Il a ajouté: « Si l’Afrique dit que nous fermons le magasin et que nous utilisons nos propres ressources à notre avantage comme Trump le disent aux Américains, je pense que le reste du monde se lèvera et prendrait note. »
Pendant ce temps, Trump estime que son imposition de ces tarifs accrus a réussi à amener des pays à la table de négociation.
« Je vous le dis, ces pays nous appellent, embrasse mon cul. Ils meurent d’envie de conclure un accord. S’il vous plaît, s’il vous plaît, monsieur, conclurai un accord. Je ferai n’importe quoi. Je ferai n’importe quoi, monsieur », a déclaré Trump le 8 avril lors d’un dîner républicain du comité du Congrès à Washington.
Nouveaux marchés
Olander estime que la guerre commerciale provoquée par Trump a entraîné plus de risques que des opportunités pour les pays vulnérables de l’Afrique.
« Mais, il y a beaucoup plus d’activités maintenant diplomatiquement entre les pays africains et d’autres pays non américains », a-t-il ajouté.

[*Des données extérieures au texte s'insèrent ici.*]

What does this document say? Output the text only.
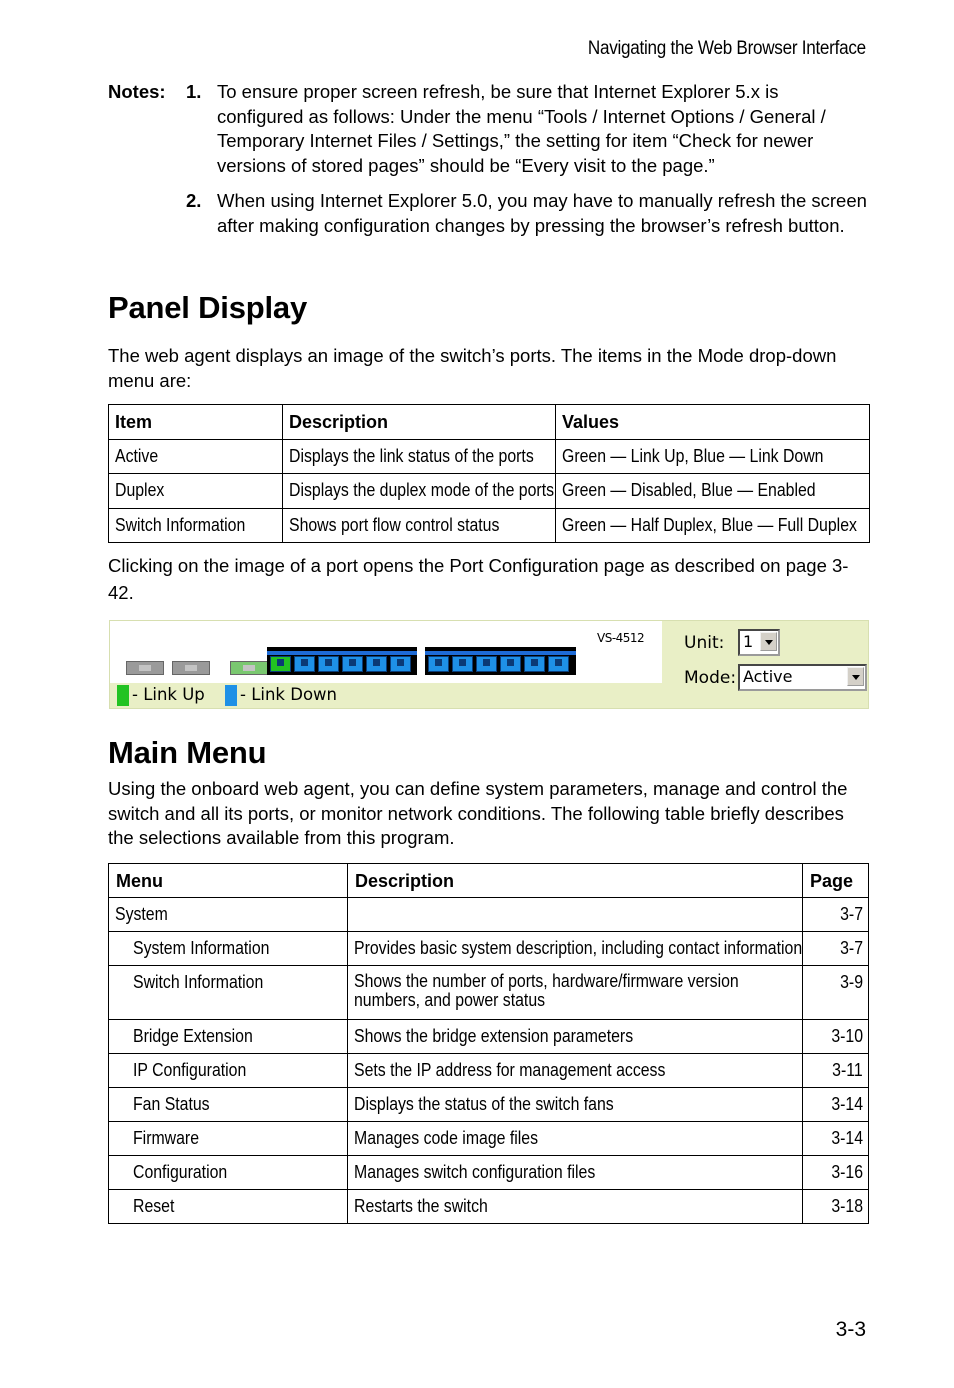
Navigating the Web Browser Interface
Notes: 1. To ensure proper screen refresh, be sure that Internet Explorer 5.x is configured as follows: Under the menu “Tools / Internet Options / General / Temporary Internet Files / Settings,” the setting for item “Check for newer versions of stored pages” should be “Every visit to the page.”
2. When using Internet Explorer 5.0, you may have to manually refresh the screen after making configuration changes by pressing the browser’s refresh button.
Panel Display

The web agent displays an image of the switch’s ports. The items in the Mode drop-down menu are:

Item	Description	Values
Active	Displays the link status of the ports	Green — Link Up, Blue — Link Down
Duplex	Displays the duplex mode of the ports	Green — Disabled, Blue — Enabled
Switch Information	Shows port flow control status	Green — Half Duplex, Blue — Full Duplex

Clicking on the image of a port opens the Port Configuration page as described on page 3-42.

VS-4512
- Link Up - Link Down
Unit:	1
Mode: Active
Main Menu

Using the onboard web agent, you can define system parameters, manage and control the switch and all its ports, or monitor network conditions. The following table briefly describes the selections available from this program.

Menu	Description	Page
System		3-7
System Information	Provides basic system description, including contact information	3-7
Switch Information	Shows the number of ports, hardware/firmware version numbers, and power status	3-9
Bridge Extension	Shows the bridge extension parameters	3-10
IP Configuration	Sets the IP address for management access	3-11
Fan Status	Displays the status of the switch fans	3-14
Firmware	Manages code image files	3-14
Configuration	Manages switch configuration files	3-16
Reset	Restarts the switch	3-18
3-3
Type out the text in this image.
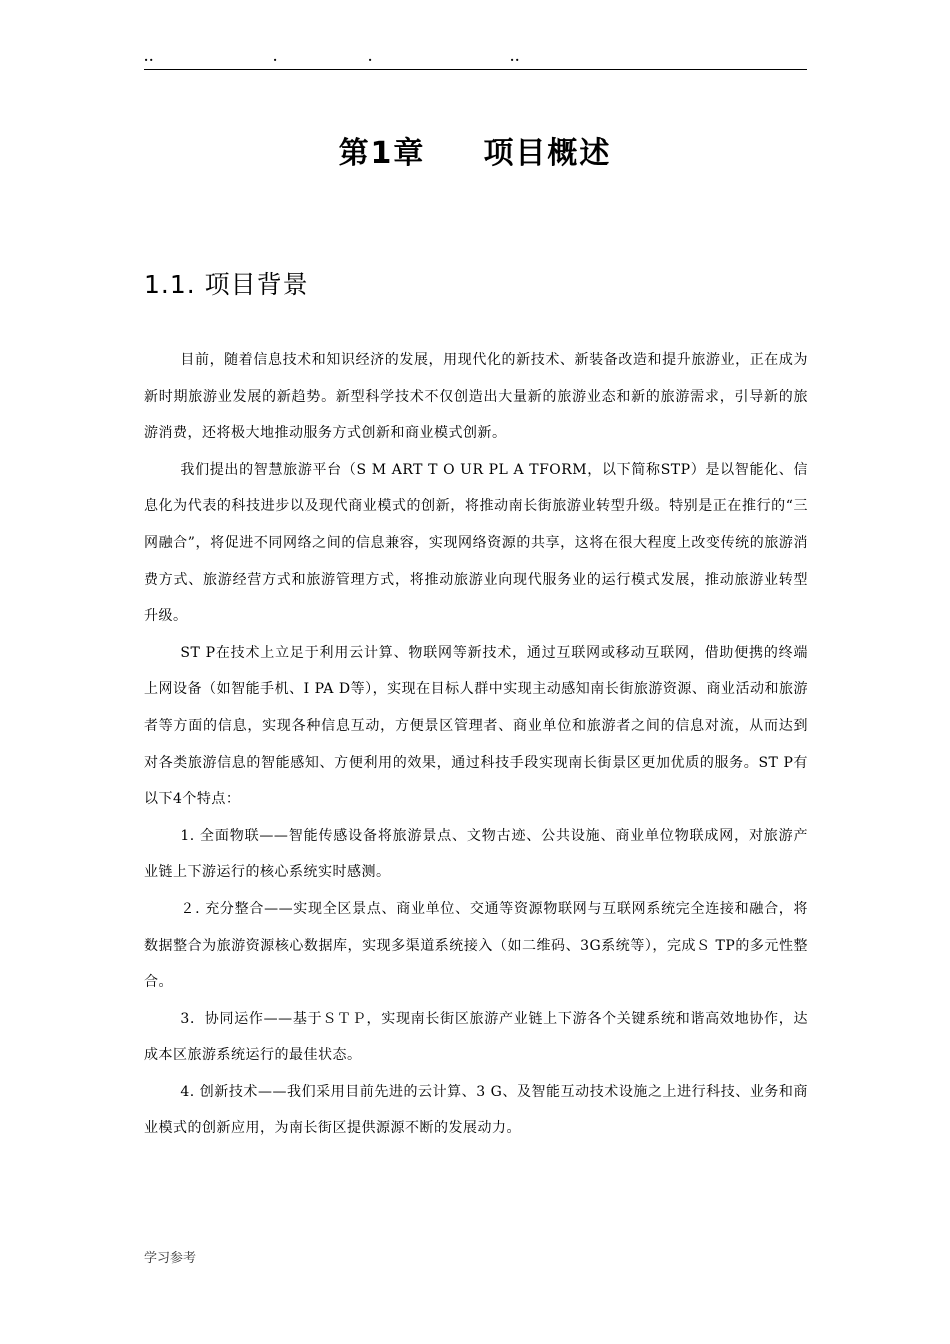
..	.	.	..
第1章 项目概述
1.1. 项目背景

目前，随着信息技术和知识经济的发展，用现代化的新技术、新装备改造和提升旅游业，正在成为新时期旅游业发展的新趋势。新型科学技术不仅创造出大量新的旅游业态和新的旅游需求，引导新的旅游消费，还将极大地推动服务方式创新和商业模式创新。

我们提出的智慧旅游平台（S M ART T O UR PL A TFORM，以下简称STP）是以智能化、信息化为代表的科技进步以及现代商业模式的创新，将推动南长街旅游业转型升级。特别是正在推行的“三网融合”，将促进不同网络之间的信息兼容，实现网络资源的共享，这将在很大程度上改变传统的旅游消费方式、旅游经营方式和旅游管理方式，将推动旅游业向现代服务业的运行模式发展，推动旅游业转型升级。

ST P在技术上立足于利用云计算、物联网等新技术，通过互联网或移动互联网，借助便携的终端上网设备（如智能手机、I PA D等），实现在目标人群中实现主动感知南长街旅游资源、商业活动和旅游者等方面的信息，实现各种信息互动，方便景区管理者、商业单位和旅游者之间的信息对流，从而达到对各类旅游信息的智能感知、方便利用的效果，通过科技手段实现南长街景区更加优质的服务。ST P有以下4个特点：

1. 全面物联——智能传感设备将旅游景点、文物古迹、公共设施、商业单位物联成网，对旅游产业链上下游运行的核心系统实时感测。

２. 充分整合——实现全区景点、商业单位、交通等资源物联网与互联网系统完全连接和融合，将数据整合为旅游资源核心数据库，实现多渠道系统接入（如二维码、3G系统等），完成Ｓ TP的多元性整合。

3．协同运作——基于ＳＴＰ，实现南长街区旅游产业链上下游各个关键系统和谐高效地协作，达成本区旅游系统运行的最佳状态。

4. 创新技术——我们采用目前先进的云计算、3 G、及智能互动技术设施之上进行科技、业务和商业模式的创新应用，为南长街区提供源源不断的发展动力。

学习参考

«Le Premier ministre Abiy Ahmed d’Ethiopie était au Vietnam, tout comme le président du Burundi. Il y a plus d’engagement entre l’Ouganda et l’Indonésie, plus d’activités commerciales et de discussions entre le Brésil et l’Afrique.»
Les ministres des Affaires étrangères du groupe BRICS (Brésil, Russie, Inde, Chine et Afrique du Sud) se sont réunis à Rio de Janeiro le 28 avril pour coordonner leur réponse à la politique commerciale de Trump.
Cependant, la sécurisation des marchés pour les exportations non américaines est une tâche difficile. Il a fallu à Kenya 10 ans «de diplomatie régulière» pour amener la Chine à financer l’extension du chemin de fer à jauge standard à la frontière ougandaise, selon Olander.
Le président du Kenyan visite la Chine alors que le pays se déplaçait des États-Unis
« Que ce soit en Chine, en Indonésie, au Brésil ou ailleurs, cela prend du temps. L’exportation dans les marchés du G7 développés signifie faire face à un nombre énorme d’obstacles, comme des restrictions agricoles », a-t-il poursuivi. «Ensuite, dans le Sud mondial, l’Angola ne va pas vendre des bananes au Brésil, non?»
« Les politiques commerciales de Trump ont en fait été de déprimer le prix du pétrole », a déclaré Marks. «Le prix a été sous le seuil psychologiquement bas de 70 $ le baril.
Il explique que c’est à cause de la destruction de la demande que les politiques de Trump ont apporté sur le commerce mondial.
La destruction de la demande signifie que les gens n’investissent pas « , a déclaré Marks. » C’est vraiment une période d’attente. «
«Cela affectera très profondément les prix. L’une des ironies est que bien qu’un dollar inférieur signifie que les économies africaines devraient être en mesure d’exporter leurs marchandises pour plus d’argent, un dollar en baisse au milieu des incertitudes du marché signifie que les investisseurs ne se précipiteront pas en Afrique.»